In other words, the mayor of Paris must deal with a territory fifteen times smaller than that of his counterparts, and with a population four times smaller. Since Paris is the historical center of the agglomeration, established a century and a half ago, its perimeter is almost entirely occupied and the game is up. The city is museumized even in its conflicting aspects, since even the protection of a reserve of poor people (of good education, however) is part of the projects (the charm of the popular districts). In truth, the problems are on the other side of the ring road, in unknown territory. The mayor thus assumes the exquisite function of embodying the world capital of the arts, letters and sciences (at least what is left of it), without having to assume any of the responsibilities that go with it.

The Metropole du Grand Paris project creates a confederation of 124 communes (at least), grouped into «  territories ", with assemblies and therefore leaders designated by very indirect suffrage. The implementation will raise innumerable questions of protocol, all the more so as the rare inter-municipalities in a state of functioning will be dislocated. The role and division of the communes, departments and regions, the « sacred cows » of national institutions, have not been reviewed.

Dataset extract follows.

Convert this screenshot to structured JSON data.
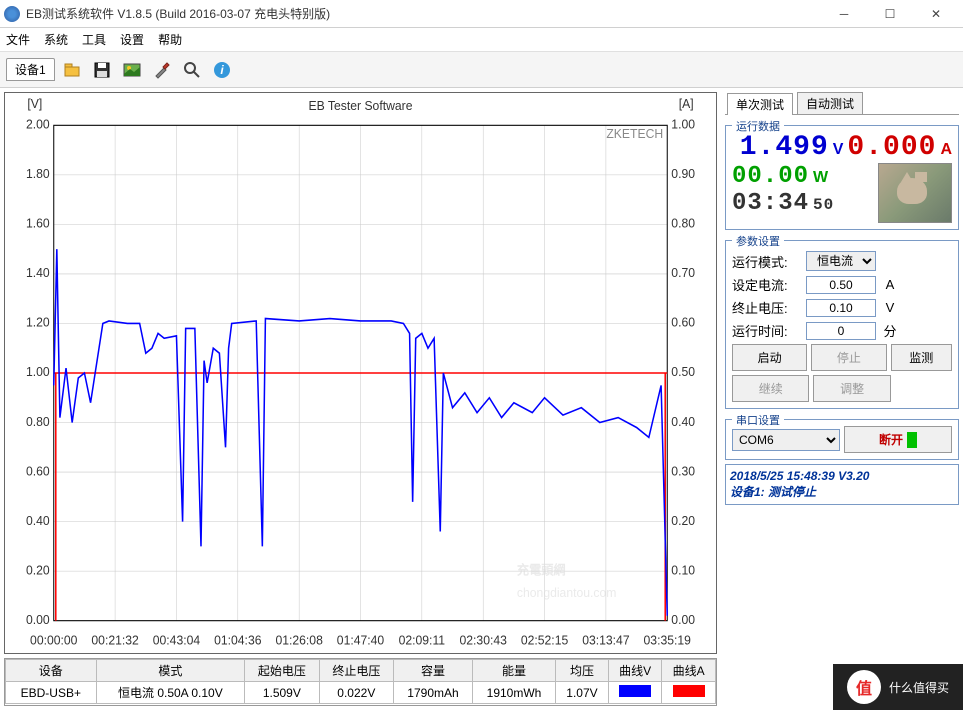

What is true of our capital city is more or less true of the others, and comparisons with smaller but solidly established European metropolises (Berlin, Madrid, Rome, etc.) are no less interesting. Of course, we will never catch up with the phenomenon within firm borders. At least it could be discussed among a limited number of legitimate institutions. It is therefore the capacity to define a metropolitan policy that is in question, not only the relevance of this policy, but its very nature.